Eccles: So, you had some training? You’ve been through it before!
Ramanna: Hah! One mentor called me a “troublemaker,” endearingly, I hope.
Eccles: How did you get to Oxford?
Ramanna: I got a message from the dean here at the Blavatnik School of Government at Oxford saying that they were looking for a first director for their new Master of Public Policy program, and would I be interested in applying? And I thought, well, I’d be an unusual candidate for this, given that I’ve never taught in a school of government, although by then I had a fair bit of experience teaching public leadership. But it was exactly the kind of broadening I wanted in my career next. So, when I got the professorship here, I couldn’t say no. It was the chance to be at the beginning of something important and timely. And I got to build the Oxford Case Centre on Public Leadership as well. This was important to me as so much of my research is case based.

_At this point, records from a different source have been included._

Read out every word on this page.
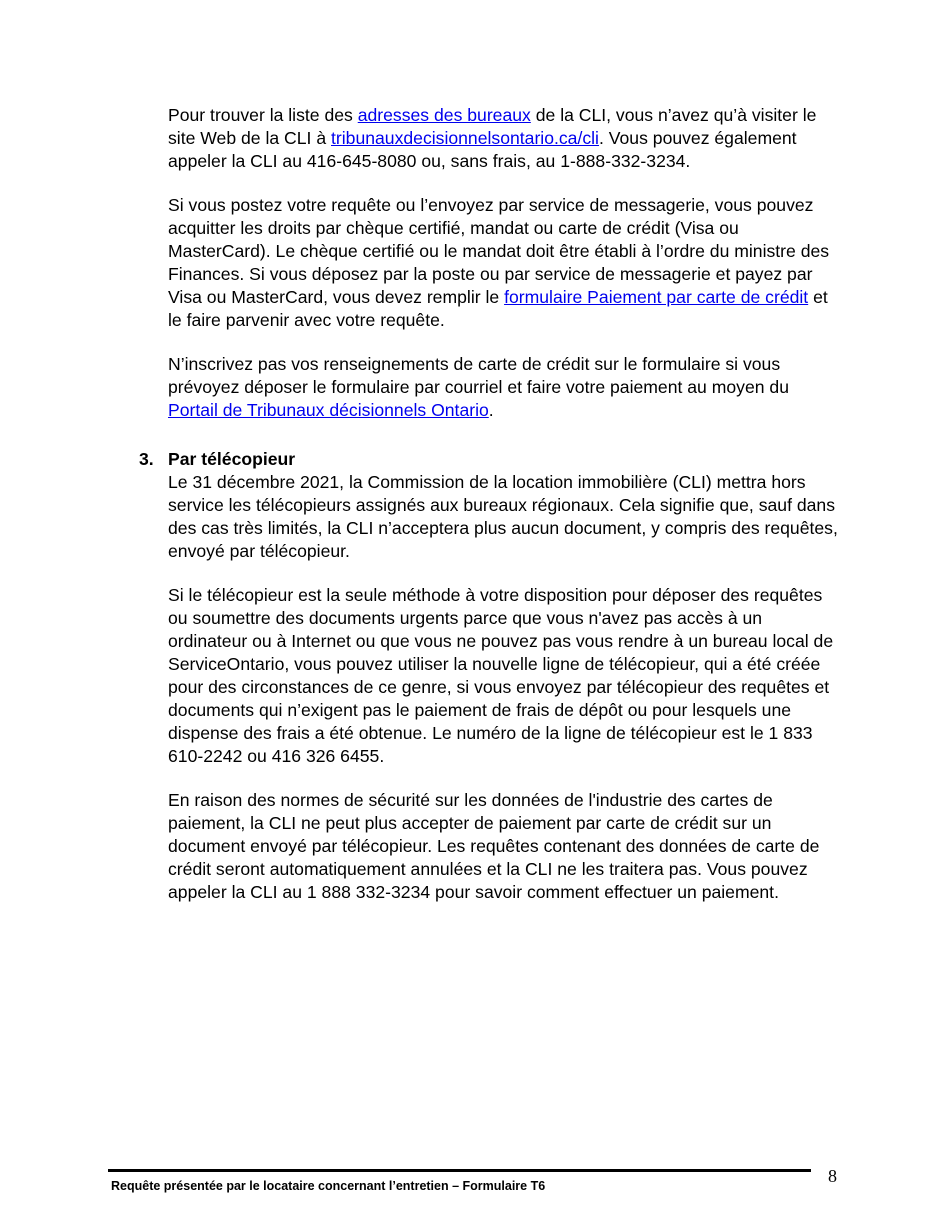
Pour trouver la liste des adresses des bureaux de la CLI, vous n’avez qu’à visiter le site Web de la CLI à tribunauxdecisionnelsontario.ca/cli. Vous pouvez également appeler la CLI au 416-645-8080 ou, sans frais, au 1-888-332-3234.

Si vous postez votre requête ou l’envoyez par service de messagerie, vous pouvez acquitter les droits par chèque certifié, mandat ou carte de crédit (Visa ou MasterCard). Le chèque certifié ou le mandat doit être établi à l’ordre du ministre des Finances. Si vous déposez par la poste ou par service de messagerie et payez par Visa ou MasterCard, vous devez remplir le formulaire Paiement par carte de crédit et le faire parvenir avec votre requête.

N’inscrivez pas vos renseignements de carte de crédit sur le formulaire si vous prévoyez déposer le formulaire par courriel et faire votre paiement au moyen du Portail de Tribunaux décisionnels Ontario.

3. Par télécopieur

Le 31 décembre 2021, la Commission de la location immobilière (CLI) mettra hors service les télécopieurs assignés aux bureaux régionaux. Cela signifie que, sauf dans des cas très limités, la CLI n’acceptera plus aucun document, y compris des requêtes, envoyé par télécopieur.

Si le télécopieur est la seule méthode à votre disposition pour déposer des requêtes ou soumettre des documents urgents parce que vous n'avez pas accès à un ordinateur ou à Internet ou que vous ne pouvez pas vous rendre à un bureau local de ServiceOntario, vous pouvez utiliser la nouvelle ligne de télécopieur, qui a été créée pour des circonstances de ce genre, si vous envoyez par télécopieur des requêtes et documents qui n’exigent pas le paiement de frais de dépôt ou pour lesquels une dispense des frais a été obtenue. Le numéro de la ligne de télécopieur est le 1 833 610-2242 ou 416 326 6455.

En raison des normes de sécurité sur les données de l'industrie des cartes de paiement, la CLI ne peut plus accepter de paiement par carte de crédit sur un document envoyé par télécopieur. Les requêtes contenant des données de carte de crédit seront automatiquement annulées et la CLI ne les traitera pas. Vous pouvez appeler la CLI au 1 888 332-3234 pour savoir comment effectuer un paiement.

Requête présentée par le locataire concernant l’entretien – Formulaire T6	8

Eccles: And then how did you and Bob reconnect and where did the whole idea for E-ledgers come from?
Ramanna: It was during the depths of COVID, January 2021, and I was busy managing the Oxford MPP. I got a call from Annette Mikes, who is an old friend and a professor of accounting in Oxford’s business school. And she said, I’m running this workshop on corporate sustainability, and there is a paper I want you to discuss on carbon accounting. I said, Annette, I’ve got my plate full. She pushed back: Come on, there’s a pandemic, it’s not like you can go anywhere, so just show up on a Zoom screen and, you know, discuss the paper.
So, I did.
The paper itself was okay, but it kept referring to this thing called Scope 3. I hadn’t been very plugged into developments in carbon accounting, so I went and read the Greenhouse Gas Protocol (GHGP) again. I was surprised, to say the least, because it looked like a disclosure policy with a particular outcome in mind – reducing fossil-fuel use. It’s not necessarily a bad outcome, but policy outcomes should not be used to bias accounting processes. So, that was the thrust of my comments at the conference: “Scope 3 is not accounting.” There was, shall we say, some pushback. But in the audience, as one of the Zoom tiles, was Bob Kaplan. And he wrote me afterwards to say he agreed with me.
So, we got to work on a solution – I sent him in a first outline of what would become E-ledgers in February 2021, and after some back and forth, we had a draft paper that we posted to SSRN and submitted to the Harvard Business Review. To our surprise, they got back to us almost immediately saying they would publish it. That’s when we suspected we might be on to something.
Incidentally, in preparing for this interview, I remembered that you had invited me to present at a conference you organized on sustainability accounting at Harvard in 2011, back when we were both there. The GHGP and other platforms were still early in their development, and I did a talk saying their structure wouldn’t work because it was flow-only, whereas accounting needs to have stocks and flows. I got little support from the room, so I dropped it, except it turns out for Bob Kaplan, who was also there and sent me an email later endorsing my analysis. It’s funny how things work out.
Eccles: Fun and good memory! Okay, so bring us up to speed. Where is E-ledgers now?
Ramanna: Well, we’ve substantially expanded the framework from emissions (E-liabilities), our initial focus, to removals (E-assets). We’ve written proto standards on how these principles can be applied in practice. We’ve run pilots with companies in cement, steel, energy, industrial manufacturing, automotive, tires, and even healthcare services in both developed and developing markets, to show proofs of concept. We’ve even run a pilot with a small business in Afghanistan to show that E-ledgers do not need sophisticated tools to implement, at least at first.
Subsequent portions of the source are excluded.